Calvin, recognizing Nick's instability and worried what he might say to police, carefully soothes Nick so he can lure him into a trap. But apparently he's the world's worst trap setter because he doesn't even attempt to hide the gun he plans to kill Nick with. Come on, bro, that's gangster 101 right there. The two struggle over the weapon before it goes off, putting a neat hole in Calvin's chest. At this point, Nick has nowhere else to turn so he calls his mother and Travis who come to the scene only to find that Calvin's body is gone.

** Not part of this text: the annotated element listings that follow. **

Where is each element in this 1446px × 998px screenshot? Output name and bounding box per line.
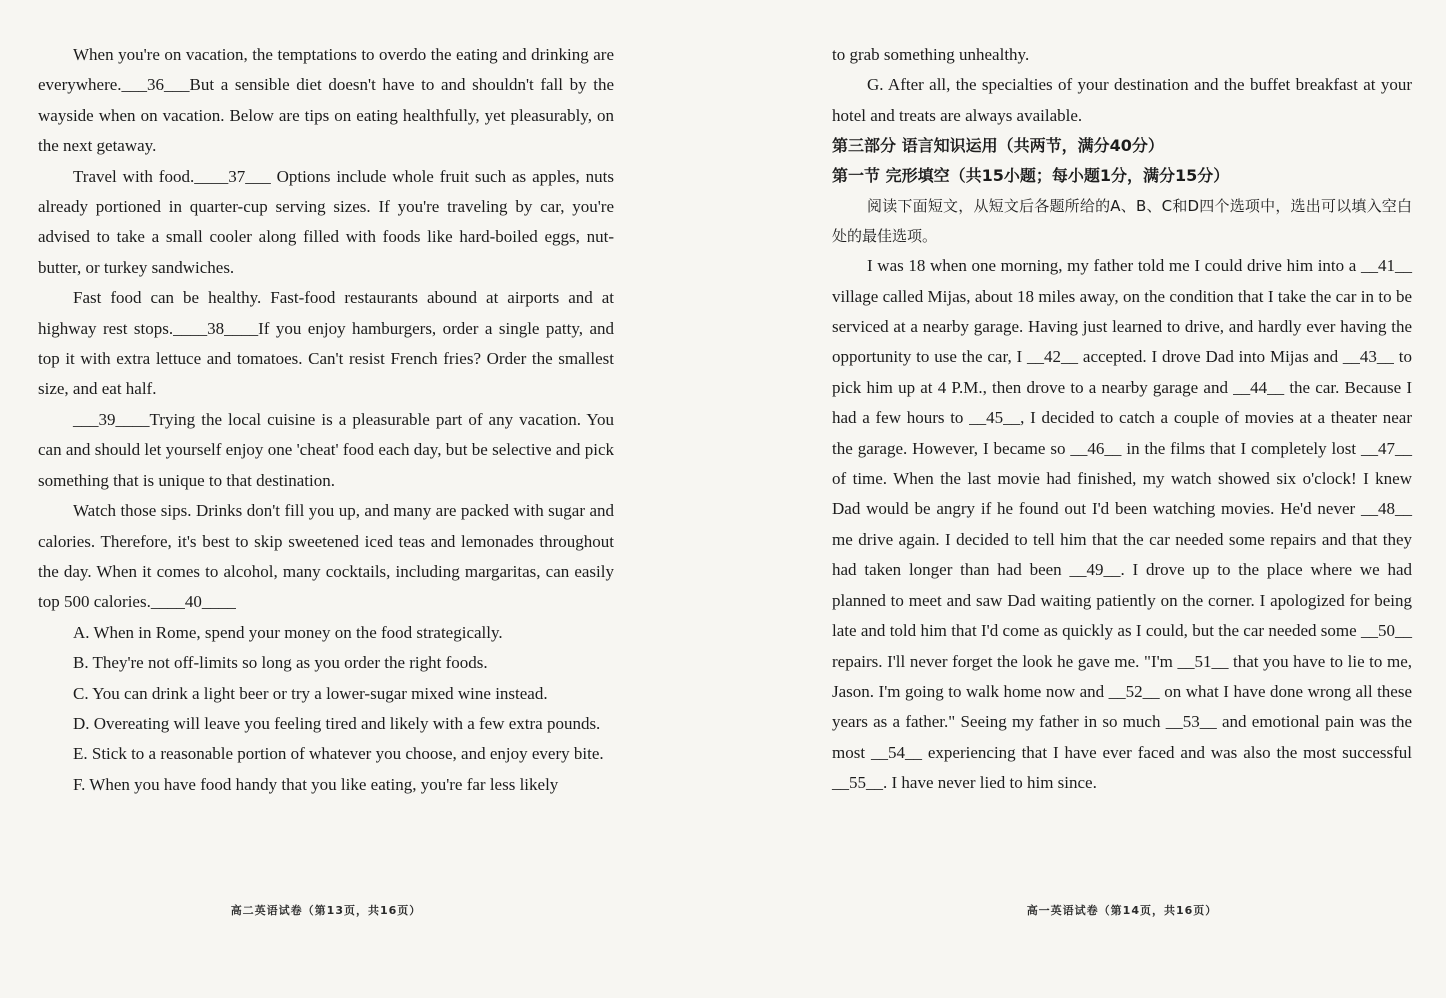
cloze-instructions: 阅读下面短文，从短文后各题所给的A、B、C和D四个选项中，选出可以填入空白处的最佳选项。 (832, 197, 1412, 246)
right-page (832, 0, 1412, 998)
option-f-continuation: to grab something unhealthy. (832, 45, 1030, 64)
subsection-heading: 第一节 完形填空（共15小题；每小题1分，满分15分） (832, 166, 1230, 186)
option-g: G. After all, the specialties of your destination and the buffet breakfast at your hotel and treats are always available. (832, 75, 1412, 125)
watch-sips-paragraph: Watch those sips. Drinks don't fill you up, and many are packed with sugar and calories. Therefore, it's best to skip sweetened iced teas and lemonades throughout the day. When it comes to alcohol, many cocktails, including margaritas, can easily top 500 calories.____40____ (38, 501, 614, 612)
local-cuisine-paragraph: ___39____Trying the local cuisine is a pleasurable part of any vacation. You can and should let yourself enjoy one 'cheat' food each day, but be selective and pick something that is unique to that destination. (38, 409, 614, 490)
right-page-text (832, 40, 1412, 799)
right-page-footer: 高一英语试卷（第14页，共16页） (1026, 904, 1218, 917)
cloze-passage: I was 18 when one morning, my father told me I could drive him into a __41__ village called Mijas, about 18 miles away, on the condition that I take the car in to be serviced at a nearby garage. Having just learned to drive, and hardly ever having the opportunity to use the car, I __42__ accepted. I drove Dad into Mijas and __43__ to pick him up at 4 P.M., then drove to a nearby garage and __44__ the car. Because I had a few hours to __45__, I decided to catch a couple of movies at a theater near the garage. However, I became so __46__ in the films that I completely lost __47__ of time. When the last movie had finished, my watch showed six o'clock! I knew Dad would be angry if he found out I'd been watching movies. He'd never __48__ me drive again. I decided to tell him that the car needed some repairs and that they had taken longer than had been __49__. I drove up to the place where we had planned to meet and saw Dad waiting patiently on the corner. I apologized for being late and told him that I'd come as quickly as I could, but the car needed some __50__ repairs. I'll never forget the look he gave me. "I'm __51__ that you have to lie to me, Jason. I'm going to walk home now and __52__ on what I have done wrong all these years as a father." Seeing my father in so much __53__ and emotional pain was the most __54__ experiencing that I have ever faced and was also the most successful __55__. I have never lied to him since. (832, 256, 1412, 793)
option-e: E. Stick to a reasonable portion of whatever you choose, and enjoy every bite. (73, 744, 604, 764)
left-page (38, 0, 614, 998)
intro-paragraph: When you're on vacation, the temptations to overdo the eating and drinking are everywhere.___36___But a sensible diet doesn't have to and shouldn't fall by the wayside when on vacation. Below are tips on eating healthfully, yet pleasurably, on the next getaway. (38, 45, 614, 156)
option-c: C. You can drink a light beer or try a lower-sugar mixed wine instead. (73, 683, 548, 703)
option-a: A. When in Rome, spend your money on the food strategically. (73, 622, 503, 642)
section-heading: 第三部分 语言知识运用（共两节，满分40分） (832, 136, 1164, 156)
travel-food-paragraph: Travel with food.____37___ Options include whole fruit such as apples, nuts already portioned in quarter-cup serving sizes. If you're traveling by car, you're advised to take a small cooler along filled with foods like hard-boiled eggs, nut-butter, or turkey sandwiches. (38, 166, 614, 277)
option-d: D. Overeating will leave you feeling tired and likely with a few extra pounds. (73, 713, 601, 733)
fast-food-paragraph: Fast food can be healthy. Fast-food restaurants abound at airports and at highway rest stops.____38____If you enjoy hamburgers, order a single patty, and top it with extra lettuce and tomatoes. Can't resist French fries? Order the smallest size, and eat half. (38, 288, 614, 399)
option-f: F. When you have food handy that you like eating, you're far less likely (73, 774, 559, 794)
left-page-text (38, 40, 614, 800)
option-b: B. They're not off-limits so long as you order the right foods. (73, 653, 488, 673)
left-page-footer: 高二英语试卷（第13页，共16页） (230, 904, 422, 917)
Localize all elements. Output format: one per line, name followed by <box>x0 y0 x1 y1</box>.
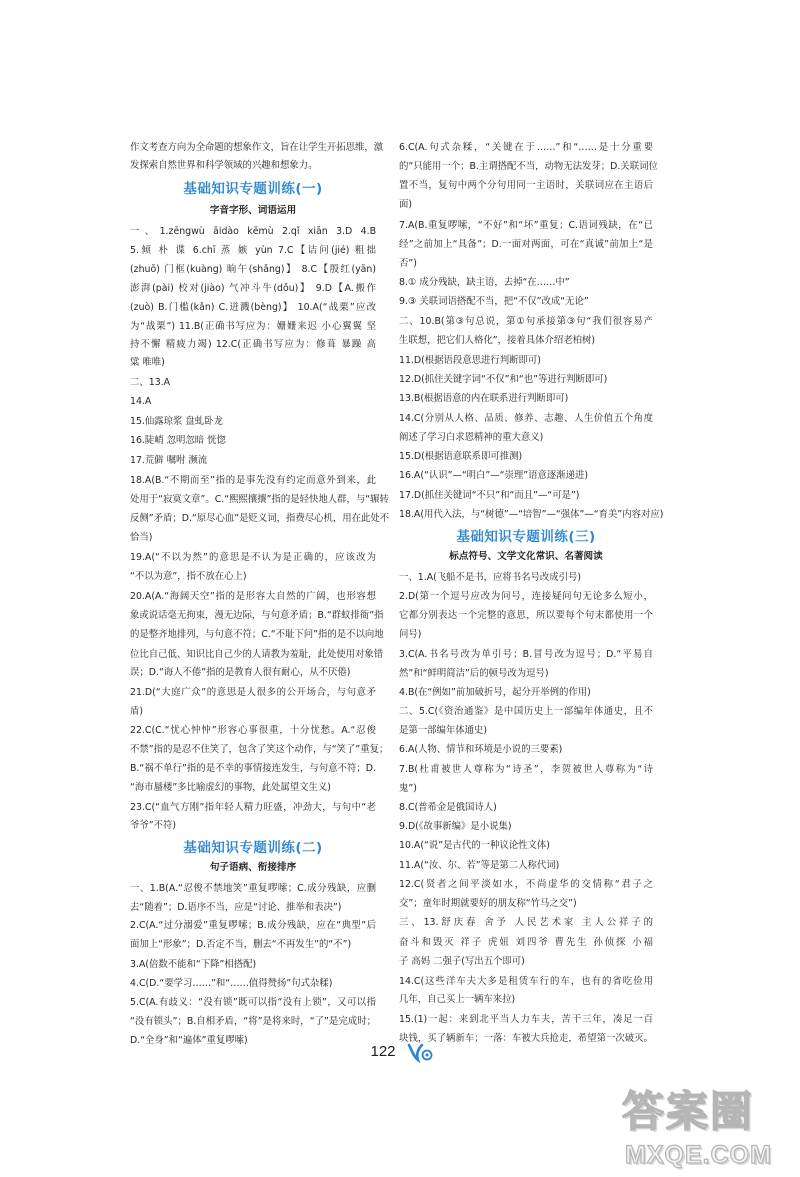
answer-line: 经”之前加上“具备”；D.一面对两面，可在“真诚”前加上“是 <box>399 239 653 250</box>
answer-line: B.“祸不单行”指的是不幸的事情接连发生，与句意不符；D. <box>130 763 376 774</box>
answer-line: 14.A <box>130 396 152 407</box>
answer-line: 3.A(倍数不能和“下降”相搭配) <box>130 959 257 970</box>
answer-line: 持不懈 精疲力竭) 12.C(正确书写应为：修葺 暴躁 高 <box>130 339 376 350</box>
publisher-logo-icon <box>406 1041 434 1063</box>
section-subtitle: 句子语病、衔接排序 <box>209 862 297 873</box>
watermark-brand: 答案圈 <box>622 1087 755 1136</box>
answer-line: (zuò) B.门槛(kǎn) C.迸溅(bèng)】 10.A(“战栗”应改 <box>130 302 376 313</box>
answer-line: 的”只能用一个；B.主谓搭配不当，动物无法发芽；D.关联词位 <box>399 161 658 172</box>
answer-line: 9.D(《故事新编》是小说集) <box>399 821 512 832</box>
answer-line: 7.B(杜甫被世人尊称为“诗圣”，李贺被世人尊称为“诗 <box>399 764 653 775</box>
answer-line: 不禁”指的是忍不住笑了，包含了笑这个动作，与“笑了”重复； <box>130 744 389 755</box>
answer-line: 11.D(根据语段意思进行判断即可) <box>399 355 541 366</box>
answer-line: 然”和“鲜明简洁”后的顿号改为逗号) <box>399 668 549 679</box>
answer-line: 去“随着”；D.语序不当，应是“讨论、推举和表决”) <box>130 902 342 913</box>
answer-line: 二、13.A <box>130 377 171 388</box>
answer-line: 面) <box>399 199 413 210</box>
answer-line: 生联想，把它们人格化”，接着具体介绍老柏树) <box>399 335 596 346</box>
answer-line: 6.A(人物、情节和环境是小说的三要素) <box>399 744 563 755</box>
answer-line: D.“全身”和“遍体”重复啰嗦) <box>130 1035 248 1046</box>
answer-line: 5.C(A.有歧义：“没有锁”既可以指“没有上锁”，又可以指 <box>130 997 376 1008</box>
answer-line: 2.C(A.“过分溺爱”重复啰嗦；B.成分残缺，应在“典型”后 <box>130 920 376 931</box>
answer-line: 2.D(第一个逗号应改为问号，连接疑问句无论多么短小， <box>399 591 653 602</box>
answer-line: 交”；童年时期就要好的朋友称“竹马之交”) <box>399 898 577 909</box>
answer-line: 11.A(“汝、尔、若”等是第二人称代词) <box>399 860 560 871</box>
answer-line: 为“战栗”) 11.B(正确书写应为：姗姗来迟 小心翼翼 坚 <box>130 321 376 332</box>
page-number: 122 <box>370 1043 396 1060</box>
watermark-site: MXQE.COM <box>625 1141 772 1169</box>
section-title: 基础知识专题训练(一) <box>183 181 323 197</box>
answer-line: 8.① 成分残缺，缺主语，去掉“在……中” <box>399 277 570 288</box>
answer-line: 21.D(“大庭广众”的意思是人很多的公开场合，与句意矛 <box>130 687 376 698</box>
answer-line: 问号) <box>399 629 422 640</box>
answer-line: “海市蜃楼”多比喻虚幻的事物，此处属望文生义) <box>130 782 331 793</box>
answer-line: 14.C(分别从人格、品质、修养、志趣、人生价值五个角度 <box>399 413 653 424</box>
answer-line: 23.C(“血气方刚”指年轻人精力旺盛，冲劲大，与句中“老 <box>130 802 376 813</box>
intro-line: 发探索自然世界和科学领域的兴趣和想象力。 <box>130 160 318 171</box>
answer-line: (zhuō) 门框(kuàng) 晌午(shǎng)】 8.C【殷红(yān) <box>130 264 376 275</box>
answer-line: 它都分别表达一个完整的意思，所以要每个句末都使用一个 <box>399 610 653 621</box>
intro-line: 作文考查方向为全命题的想象作文，旨在让学生开拓思维，激 <box>130 142 384 153</box>
answer-line: 16.陡峭 忽明忽暗 恍惚 <box>130 435 226 446</box>
answer-line: 14.C(这些洋车夫大多是租赁车行的车，也有的省吃俭用 <box>399 976 653 987</box>
answer-line: 4.B(在“例如”前加破折号，起分开举例的作用) <box>399 687 591 698</box>
answer-line: 爷爷”不符) <box>130 820 177 831</box>
answer-line: 几年，自己买上一辆车来拉) <box>399 994 516 1005</box>
answer-line: 20.A(A.“海阔天空”指的是形容大自然的广阔，也形容想 <box>130 591 376 602</box>
answer-line: 18.A(B.“不期而至”指的是事先没有约定而意外到来，此 <box>130 475 376 486</box>
answer-line: 4.C(D.“要学习……”和“……值得赞扬”句式杂糅) <box>130 978 333 989</box>
answer-line: 22.C(C.“忧心忡忡”形容心事很重，十分忧愁。A.“忍俊 <box>130 725 376 736</box>
section-title: 基础知识专题训练(三) <box>456 529 596 545</box>
answer-line: 12.D(抓住关键字词“不仅”和“也”等进行判断即可) <box>399 374 608 385</box>
answer-line: 子 高妈 二强子(写出五个即可) <box>399 956 525 967</box>
section-subtitle: 标点符号、文学文化常识、名著阅读 <box>449 551 603 562</box>
answer-line: 5.倾 朴 谍 6.chī 蒸 嫉 yùn 7.C【诘问(jié) 粗拙 <box>130 245 376 256</box>
answer-line: 9.③ 关联词语搭配不当，把“不仅”改成“无论” <box>399 296 589 307</box>
answer-line: 处用于“寂寞文章”。C.“熙熙攘攘”指的是轻快地人群，与“辗转 <box>130 494 389 505</box>
answer-line: 17.荒僻 嘱咐 濒流 <box>130 455 208 466</box>
answer-line: 一、1.B(A.“忍俊不禁地笑”重复啰嗦；C.成分残缺，应删 <box>130 883 376 894</box>
answer-line: 恰当) <box>130 532 153 543</box>
answer-line: 位比自己低、知识比自己少的人请教为羞耻，此处使用对象错 <box>130 649 384 660</box>
answer-line: 8.C(普希金是俄国诗人) <box>399 802 497 813</box>
answer-line: 二、10.B(第③句总说，第①句承接第③句“我们很容易产 <box>399 316 653 327</box>
answer-line: 置不当，复句中两个分句用同一主语时，关联词应在主语后 <box>399 180 653 191</box>
answer-line: 10.A(“说”是古代的一种议论性文体) <box>399 840 550 851</box>
answer-line: 象或说话毫无拘束，漫无边际，与句意矛盾；B.“群蚁排衙”指 <box>130 610 384 621</box>
answer-line: 13.B(根据语意的内在联系进行判断即可) <box>399 393 569 404</box>
answer-line: 的是整齐地排列，与句意不符；C.“不耻下问”指的是不以向地 <box>130 629 384 640</box>
answer-line: “没有锁头”；B.自相矛盾，“将”是将来时，“了”是完成时； <box>130 1016 376 1027</box>
answer-line: 3.C(A.书名号改为单引号；B.冒号改为逗号；D.“平易自 <box>399 649 653 660</box>
answer-line: 一、1.A(飞船不是书，应将书名号改成引号) <box>399 572 582 583</box>
section-title: 基础知识专题训练(二) <box>183 840 323 856</box>
answer-line: 误；D.“诲人不倦”指的是教育人很有耐心，从不厌倦) <box>130 667 351 678</box>
answer-line: 面加上“形象”；D.否定不当，删去“不再发生”的“不”) <box>130 939 352 950</box>
answer-line: 15.D(根据语意联系即可推测) <box>399 451 523 462</box>
answer-line: 奋斗和毁灭 祥子 虎妞 刘四爷 曹先生 孙侦探 小福 <box>399 937 653 948</box>
section-subtitle: 字音字形、词语运用 <box>209 205 297 216</box>
answer-line: 澎湃(pài) 校对(jiào) 气冲斗牛(dǒu)】 9.D【A.搬作 <box>130 283 376 294</box>
answer-line: “不以为意”，指不放在心上) <box>130 571 247 582</box>
answer-line: 鬼”) <box>399 783 417 794</box>
answer-line: 16.A(“认识”—“明白”—“崇理”语意逐渐递进) <box>399 470 589 481</box>
answer-line: 反侧”矛盾；D.“原尽心血”是贬义词，指费尽心机，用在此处不 <box>130 513 390 524</box>
answer-line: 15.(1)一起：来到北平当人力车夫，苦干三年，凑足一百 <box>399 1014 653 1025</box>
answer-line: 19.A(“不以为然”的意思是不认为是正确的，应该改为 <box>130 552 376 563</box>
answer-line: 否”) <box>399 258 417 269</box>
answer-line: 二、5.C(《资治通鉴》是中国历史上一部编年体通史，且不 <box>399 706 653 717</box>
answer-line: 12.C(贤者之间平淡如水，不尚虚华的交情称“君子之 <box>399 879 653 890</box>
answer-line: 18.A(用代入法，与“树德”—“培智”—“强体”—“育美”内容对应) <box>399 509 664 520</box>
answer-line: 是第一部编年体通史) <box>399 725 488 736</box>
answer-line: 一、1.zēngwù āidào kēmù 2.qǐ xiān 3.D 4.B <box>130 226 376 237</box>
answer-line: 15.仙露琼浆 盘虬卧龙 <box>130 416 223 427</box>
answer-line: 7.A(B.重复啰嗦，“不好”和“坏”重复；C.语词残缺，在“已 <box>399 220 653 231</box>
answer-line: 三、13.舒庆春 舍予 人民艺术家 主人公祥子的 <box>399 917 653 928</box>
answer-line: 阐述了学习白求恩精神的重大意义) <box>399 432 544 443</box>
answer-line: 块钱，买了辆新车；一落：车被大兵抢走，希望第一次破灭。 <box>399 1033 653 1044</box>
answer-line: 盾) <box>130 706 144 717</box>
answer-line: 粱 唯唯) <box>130 357 165 368</box>
answer-line: 17.D(抓住关键词“不只”和“而且”—“可是”) <box>399 490 580 501</box>
answer-line: 6.C(A.句式杂糅，“关键在于……”和“……是十分重要 <box>399 142 653 153</box>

But it's not gone for long. As the three begin to drive away, Calvin's reanimated corpse attacks. Nick runs him over but, somehow, Calvin gets up. Nick hits him again and still Calvin's mangled body tries to move. "What the hell is happening?" Maddie asks. Boom, there's your Not-In-Kansas-Anymore moment.

What I like about "FTWD" is that it focused squarely on the characters with the escalating zombie virus as a mysterious backdrop. So far, the show isn't about Walkers. It's about a mother who cares for her children, a young man questioning his own sanity, a teenager searching for meaning and a normal guy trying to be a good man. These are actual people and not just general archetypes for the end of the world. Sure, there are some tired cliches in here and I realize that no one is going to confuse "Fear The Walking Dead" with a classic Shakespearean drama. But I'm pleasantly surprised with the series premiere's attempt to make us care about its characters instead of just marking them as sacrificial lambs for down the road.

Can the show keep up its refreshing character focus as it wades deeper and deeper into the zombie outbreak? We'll have to wait to find out.